Вылезая из постели, Гилберт невольно снова подумал о поистине ослиной глупости, которую проявил Макдональд во всей этой истории с Кэмпбеллом: сначала человека обвинили в подстрекательстве к мятежу, потом обвинение это сняли самым непостижимым образом, так что консерваторам, право, не оставалось ничего другого, как поставить вопрос о доверии правительству… Но тут Гилберту пришла в голову столь странная мысль, что он даже порезался бритвой: «А если бы Кэмпбелла не существовало, не изобрел бы его Рамсей?» Короче говоря, не было ли все это дьявольски хитро задумано, чтобы сорвать дебаты по поводу русского займа? Избежать виселицы, перерезав самому себе горло в ночь перед казнью, а именно: вынудив консерваторов внести предложение, на котором они вовсе не собирались настаивать? В таком случае… Значит, и это возмущение, типичное для Рамсея Макдональда и вынудившее парламент проголосовать в последнюю минуту так, как он того хотел… Значит, и оно было наигранным!

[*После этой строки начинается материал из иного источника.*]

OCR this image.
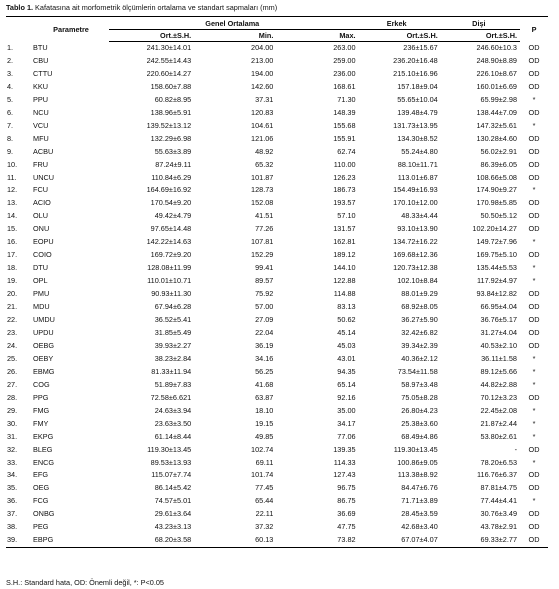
Tablo 1. Kafatasına ait morfometrik ölçümlerin ortalama ve standart sapmaları (mm)
	Parametre	Genel Ortalama			Erkek	Dişi	P
		Ort.±S.H.	Min.	Max.	Ort.±S.H.	Ort.±S.H.	
1.	BTU	241.30±14.01	204.00	263.00	236±15.67	246.60±10.3	OD
2.	CBU	242.55±14.43	213.00	259.00	236.20±16.48	248.90±8.89	OD
3.	CTTU	220.60±14.27	194.00	236.00	215.10±16.96	226.10±8.67	OD
4.	KKU	158.60±7.88	142.60	168.61	157.18±9.04	160.01±6.69	OD
5.	PPU	60.82±8.95	37.31	71.30	55.65±10.04	65.99±2.98	*
6.	NCU	138.96±5.91	120.83	148.39	139.48±4.79	138.44±7.09	OD
7.	VCU	139.52±13.12	104.61	155.68	131.73±13.95	147.32±5.61	*
8.	MFU	132.29±6.98	121.06	155.91	134.30±8.52	130.28±4.60	OD
9.	ACBU	55.63±3.89	48.92	62.74	55.24±4.80	56.02±2.91	OD
10.	FRU	87.24±9.11	65.32	110.00	88.10±11.71	86.39±6.05	OD
11.	UNCU	110.84±6.29	101.87	126.23	113.01±6.87	108.66±5.08	OD
12.	FCU	164.69±16.92	128.73	186.73	154.49±16.93	174.90±9.27	*
13.	ACIO	170.54±9.20	152.08	193.57	170.10±12.00	170.98±5.85	OD
14.	OLU	49.42±4.79	41.51	57.10	48.33±4.44	50.50±5.12	OD
15.	ONU	97.65±14.48	77.26	131.57	93.10±13.90	102.20±14.27	OD
16.	EOPU	142.22±14.63	107.81	162.81	134.72±16.22	149.72±7.96	*
17.	COIO	169.72±9.20	152.29	189.12	169.68±12.36	169.75±5.10	OD
18.	DTU	128.08±11.99	99.41	144.10	120.73±12.38	135.44±5.53	*
19.	OPL	110.01±10.71	89.57	122.88	102.10±8.84	117.92±4.97	*
20.	PMU	90.93±11.30	75.92	114.88	88.01±9.29	93.84±12.82	OD
21.	MDU	67.94±6.28	57.00	83.13	68.92±8.05	66.95±4.04	OD
22.	UMDU	36.52±5.41	27.09	50.62	36.27±5.90	36.76±5.17	OD
23.	UPDU	31.85±5.49	22.04	45.14	32.42±6.82	31.27±4.04	OD
24.	OEBG	39.93±2.27	36.19	45.03	39.34±2.39	40.53±2.10	OD
25.	OEBY	38.23±2.84	34.16	43.01	40.36±2.12	36.11±1.58	*
26.	EBMG	81.33±11.94	56.25	94.35	73.54±11.58	89.12±5.66	*
27.	COG	51.89±7.83	41.68	65.14	58.97±3.48	44.82±2.88	*
28.	PPG	72.58±6.621	63.87	92.16	75.05±8.28	70.12±3.23	OD
29.	FMG	24.63±3.94	18.10	35.00	26.80±4.23	22.45±2.08	*
30.	FMY	23.63±3.50	19.15	34.17	25.38±3.60	21.87±2.44	*
31.	EKPG	61.14±8.44	49.85	77.06	68.49±4.86	53.80±2.61	*
32.	BLEG	119.30±13.45	102.74	139.35	119.30±13.45	-	OD
33.	ENCG	89.53±13.93	69.11	114.33	100.86±9.05	78.20±6.53	*
34.	EFG	115.07±7.74	101.74	127.43	113.38±8.92	116.76±6.37	OD
35.	OEG	86.14±5.42	77.45	96.75	84.47±6.76	87.81±4.75	OD
36.	FCG	74.57±5.01	65.44	86.75	71.71±3.89	77.44±4.41	*
37.	ONBG	29.61±3.64	22.11	36.69	28.45±3.59	30.76±3.49	OD
38.	PEG	43.23±3.13	37.32	47.75	42.68±3.40	43.78±2.91	OD
39.	EBPG	68.20±3.58	60.13	73.82	67.07±4.07	69.33±2.77	OD
S.H.: Standard hata, OD: Önemli değil, *: P<0.05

Прикладывая к порезанной щеке кровоостанавливающее средство, Гилберт поспешил спуститься к завтраку; ему хотелось до появления Огастина и Энтони проверить на Мэри свою идею насчет Макиавелли — Макдональда: ведь если это так (говорил он, разбивая яйцо), значит, все делалось по подлому, неэтичному расчету, а это в глазах людей принципиальных должно навеки заклеймить Рамсея и поставить его вне игры. Мэри пожала плечами. Она, безусловно, считала обсуждение в палате общин дела Кэмпбелла театрализованным представлением немного в стиле «Алисы в Стране чудес» даже по мерилам старейшего парламента, каким является английский, а это кое о чем да говорит! Ведь сторонники правительства проголосовали за вотум недоверия, в то время как две другие партии в панике изменили свое решение и дружно проголосовали против — собственно, они бы сорвали решение правительства покончить самоубийством простым большинством голосов, если бы поправка Саймона не дала правительству возможности вторично поставить вопрос о своей смерти… Но было ли дело Кэмпбелла действительно состряпано Рамсеем, как предполагает Гилберт, в этом Мэри сомневалась. Наверное, и сам Рамсей не мог бы ответить на этот вопрос, потому что (как частенько говорил Джереми, и потому это назвали «Законом Джереми»): «Главный талант государственного деятеля-идеалиста состоит в том, что честная правая рука его, по счастью, не знает, что подсознательно затевает бесчестная левая». Короче говоря, в политике столь же часты неосознанные мотивы и побуждения, как и в поэзии…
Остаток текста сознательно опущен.